Charlie Bean, Deputy Governor at the Bank of England, says, “It is striking that the sharpest falls in consumption were seen among high income, highly indebted households.” Vicky Redwood, an economist at Capital Economist, says she thought Britain was in the middle of a “lost decade” for consumer spending, which she believes will not return to the 2007 peak until 2016 or 2017.
As government expenditure continues to fall, spending on infrastructure, despite desperate announcements by ministers, is also tumbling. Recent figures show that infrastructure spending across the UK had declined 11.3% in the past 12 months. While the government had hoped that pension funds would invest £20bn over the next decade, and £2bn by early 2013, a year of talks has so far raised a mere £700m.

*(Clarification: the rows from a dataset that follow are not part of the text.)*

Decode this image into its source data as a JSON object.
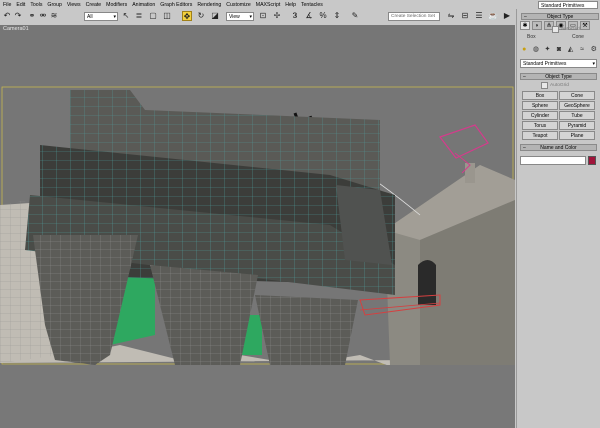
{
  "menu": [
    "File",
    "Edit",
    "Tools",
    "Group",
    "Views",
    "Create",
    "Modifiers",
    "Animation",
    "Graph Editors",
    "Rendering",
    "Customize",
    "MAXScript",
    "Help",
    "Tentacles"
  ],
  "header_right_field": "Standard Primitives",
  "toolbar": {
    "selection_filter": "All",
    "ref_coord": "View",
    "named_selection_placeholder": "Create Selection Set"
  },
  "viewport": {
    "label": "Camera01"
  },
  "command_panel": {
    "small_rollout": "Object Type",
    "small_autogrid": "AutoGrid",
    "small_buttons": [
      "Box",
      "Cone"
    ],
    "category_dropdown": "Standard Primitives",
    "object_type_title": "Object Type",
    "autogrid": "AutoGrid",
    "primitives": [
      "Box",
      "Cone",
      "Sphere",
      "GeoSphere",
      "Cylinder",
      "Tube",
      "Torus",
      "Pyramid",
      "Teapot",
      "Plane"
    ],
    "name_color_title": "Name and Color",
    "object_name": "",
    "object_color": "#a0143a"
  },
  "icons": [
    "undo-icon",
    "redo-icon",
    "select-link-icon",
    "unlink-icon",
    "bind-spacewarp-icon",
    "select-object-icon",
    "select-region-icon",
    "select-by-name-icon",
    "select-move-icon",
    "select-rotate-icon",
    "select-scale-icon",
    "mirror-icon",
    "align-icon",
    "render-icon",
    "quick-render-icon",
    "create-tab-icon",
    "modify-tab-icon",
    "hierarchy-tab-icon",
    "motion-tab-icon",
    "display-tab-icon",
    "utilities-tab-icon",
    "geometry-icon",
    "shapes-icon",
    "lights-icon",
    "cameras-icon",
    "helpers-icon",
    "spacewarps-icon",
    "systems-icon"
  ]
}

British capitalism is not investing, despite having £700bn in reserves. Indeed £750bn is sloshing around in liquid assets in company vaults and with £375bn in the bank vaults from QE, it makes that total figure most likely more than £1trn. Why invest when there is no market? Why invest when there is no demand? Why invest when there is over-capacity? And yet without investment, there can be no real recovery.
All these figures add up to a deepening crisis for British capitalism. The ruling class is floundering and the government is hell-bent on austerity, making the situation even worse. Vampire-like, the cuts are draining the very life--blood out of the economy. But, caught between a rock and a hard place, they have no other solution on a capitalist basis.
Zombie capitalism is a product of its twilight existence. The system has reached its limits as the contradictions continue to pile up. It can only offer a nightmare for working class people. It must be done away with.
Rather that attempting to patch up a diseased capitalism, which will not work in any case, the Labour and trade union leaders should be offering a real alternative. The only alternative to this discredited market economy is a socialist planned economy, not run for millionaires’ profits, but democratically owned and run in the interests of the overwhelming majority, and based upon the real needs of society. That means taking over the banks, insurance giants and the big monopolies that control the British economy, and running them under democratic workers’ control and management. Only then can we guarantee everyone a decent job, decent wages, a decent roof over their head, as well as a real future for their children.